I've been wondering if the iMac Pro base configuration for $4999 is better value than the maxed out 27" iMac 5K, won't the processor on the iMac Pro be a lot better along with more ram and higher/more powerful graphics card?
So you're talking about a ~$1300 difference between the i7/580/1TB SSD/32GB iMac and the iMac pro - a bit more if you do the sensible thing and get the 8GB RAM version and a third-party upgrade. I don't think bringing the eye-wateringly expensive 64GB and 2TB SSD options into it makes sense c.f. the 1TB/32GB iMac Pro - if you need that much RAM and SSD on an iMac you'll probably want the same on an iMac Pro.
That's still quite a bit of cash to justify.
At the moment, we really don't know enough about the iMac Pro and its real-world performance. I suspect that it will depend an awful lot upon your application.
For video and pro graphics stuff that is well-optimised for multiple cores and OpenCL GPU processing, needs huge i/o bandwidth and the stability to cope with hours of full CPU/GPU load then there ought to be a clear advantage - especially in a work environment where time is money. After all, that's it's target market and if it isn't more attractive than the regular iMac then Apple will have messed up, big time.
For "mixed load" computing I don't think it's quite so clear: the individual cores probably won't be night-and-day faster than the iMac's i7 - they may even be slower - and workstation-class GPUs are often about optimisation for GPU computing rather than better gam^H^H^H (ahem) "realtime interactive 3D performance".
For audio work, caching samples in RAM can be as important as CPU grunt, so the ability to add 64GB of cheap third-party RAM to the regular iMac (vs. $5000 + however much Apple charge for an extra 32GB of ECC RAM for the Pro) might be a big deal. However, if the iMac Pro can stay cool and silent at CPU loads that make the iMac's fan ramp up then that might swing things the other way. There are already threads here from people trying to choose between i7s and quiet running.

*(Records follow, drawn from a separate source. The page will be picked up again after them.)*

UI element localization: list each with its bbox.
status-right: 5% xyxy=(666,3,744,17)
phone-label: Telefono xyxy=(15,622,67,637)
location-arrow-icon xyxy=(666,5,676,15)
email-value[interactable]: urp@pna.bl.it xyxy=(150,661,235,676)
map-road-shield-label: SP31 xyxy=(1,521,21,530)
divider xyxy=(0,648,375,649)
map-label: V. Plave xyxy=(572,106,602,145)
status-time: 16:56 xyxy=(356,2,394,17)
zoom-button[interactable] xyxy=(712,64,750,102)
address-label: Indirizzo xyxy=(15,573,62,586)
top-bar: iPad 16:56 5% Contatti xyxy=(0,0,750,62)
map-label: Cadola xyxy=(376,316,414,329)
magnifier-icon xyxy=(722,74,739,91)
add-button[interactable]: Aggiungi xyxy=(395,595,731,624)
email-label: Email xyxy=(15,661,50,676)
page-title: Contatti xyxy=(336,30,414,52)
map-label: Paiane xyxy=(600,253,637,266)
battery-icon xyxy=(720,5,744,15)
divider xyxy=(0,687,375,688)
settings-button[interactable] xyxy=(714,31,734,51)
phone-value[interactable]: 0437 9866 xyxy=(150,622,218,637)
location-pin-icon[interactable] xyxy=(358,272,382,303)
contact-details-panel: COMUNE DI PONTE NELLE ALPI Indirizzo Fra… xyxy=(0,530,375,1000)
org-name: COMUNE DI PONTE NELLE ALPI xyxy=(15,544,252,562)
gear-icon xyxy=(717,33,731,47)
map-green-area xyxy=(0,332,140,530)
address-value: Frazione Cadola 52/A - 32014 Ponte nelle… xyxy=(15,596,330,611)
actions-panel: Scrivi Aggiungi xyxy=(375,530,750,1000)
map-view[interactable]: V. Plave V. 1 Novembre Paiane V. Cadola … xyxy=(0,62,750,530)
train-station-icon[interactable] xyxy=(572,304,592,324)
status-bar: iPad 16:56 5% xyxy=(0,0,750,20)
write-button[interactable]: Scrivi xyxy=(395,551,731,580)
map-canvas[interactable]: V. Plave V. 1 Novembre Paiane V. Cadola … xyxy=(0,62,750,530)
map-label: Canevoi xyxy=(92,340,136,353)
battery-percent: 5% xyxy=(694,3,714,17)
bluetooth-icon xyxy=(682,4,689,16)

I think the real question lies in the "prosumer/enthusiast" market: the people who could probably make do with a lower-spec iMac but who buy the high-end options "just in case" (mea culpa - but to be fair my work periodically throws everything from web development to video compression/editing at me). I suspect that Apple get quite a lot of business from this sector and would really, really like them to buy $5000 iMac Pros rather than $3000 iMacs (with 3rd party RAM).
Hence the possibility that Apple could update the iMac without ticking off iMac Pro buyers by trimming the "chin" and "beer gut" at the expense of dropping some of the hotter CPU/GPU options, and pushing prosumers to the iMac Pro.